Joe Biden’s Dishonesty and Joe Biden’s Decline

Just the News calls all of these “whoppers;” I have a slightly different view.

  • Progressive-Democrat President Joe Biden claims that inflation was at 9% when he took office when it actually was 1.4% then and didn’t reach 9% until the second year of his term.
  • Biden claims to have reduced the Federal government’s deficit by some $1.7 trillion, when what reduction that did occur was the result of Wuhan Virus Situation stimulus spending expiring.
  • There was no reduction from anything Biden did.
  • Biden claimed gasoline was at $5, on average, when he took office and was then-currently $3.39. Actual average pricing was $2.334 when he took office, and at the time he made his…claim…gasoline cost $3.76.

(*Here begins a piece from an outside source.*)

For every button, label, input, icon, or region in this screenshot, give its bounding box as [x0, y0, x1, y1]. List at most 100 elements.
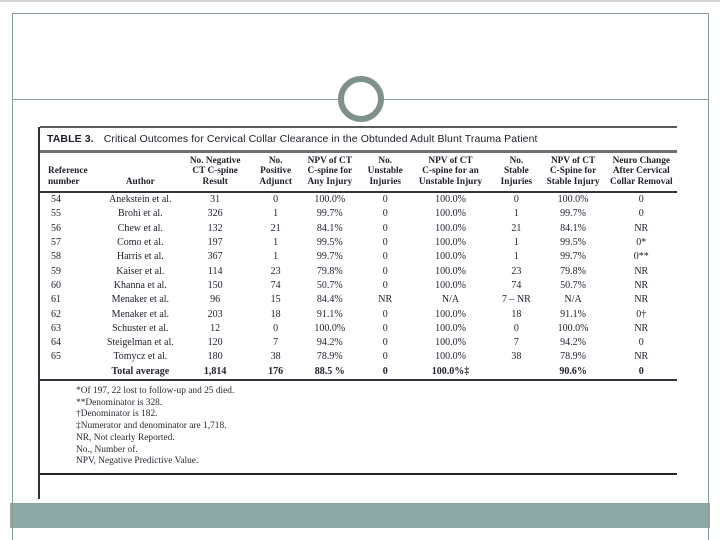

These are straight up lies, easily checked, and he—at least his advisors—knew better and know better.

Then there are these claims:

  • Biden says his uncle was eaten by cannibals. There is no evidence to support that claim beyond the unadorned fact that the airplane carrying his uncle crashed in the Pacific Ocean near New Guinea.
  • Biden says he was at Ground Zero the day after the 9/11 terrorist attack. In his 2007 book—published just 6 years after the attack—he wrote that he was in DC on that day after.
  • Biden claims his son Beau, who died in Walter Reed from brain cancer, died in Iraq.
  • Biden attacked Special Counsel Hur for asking him about Beau’s death. The interview transcript makes it clear that Hur did not; Biden himself brought up the matter of his son’s death.

These aren’t lies; these are nothing more than the confused ramblings of an old man in mental decline.

“Resist the Prosecution but Obey the Court”

Former Texas District Judge Robert Barton wrote that former President Donald Trump (R) is wrong to ignore the gag orders that the judge in his Manhattan trial had levied against him: there are legal processes by which Trump could seek redress.

Barton is correct as far as he goes.

However, it’s…foolish…to blindly obey—which he is not advocating—and there are other avenues along which to Resist the Prosecution, as the headline has it.

One of those avenues is to challenge the requirement with the immediate action of disobedience, whether statute or judicial order, and force the prosecutor or the judge promptly to defend and enforce the requirement. The challenge thus emphasizes the illegitimacy of the requirement, if such is the case, and gets it modified or tossed. Or the disobeyer sanctioned if he cannot prove that case.

This is the stuff of civil disobedience, and it often proceeds at a faster pace than the stately glacial pace of legal process. Often, too, time is of the essence.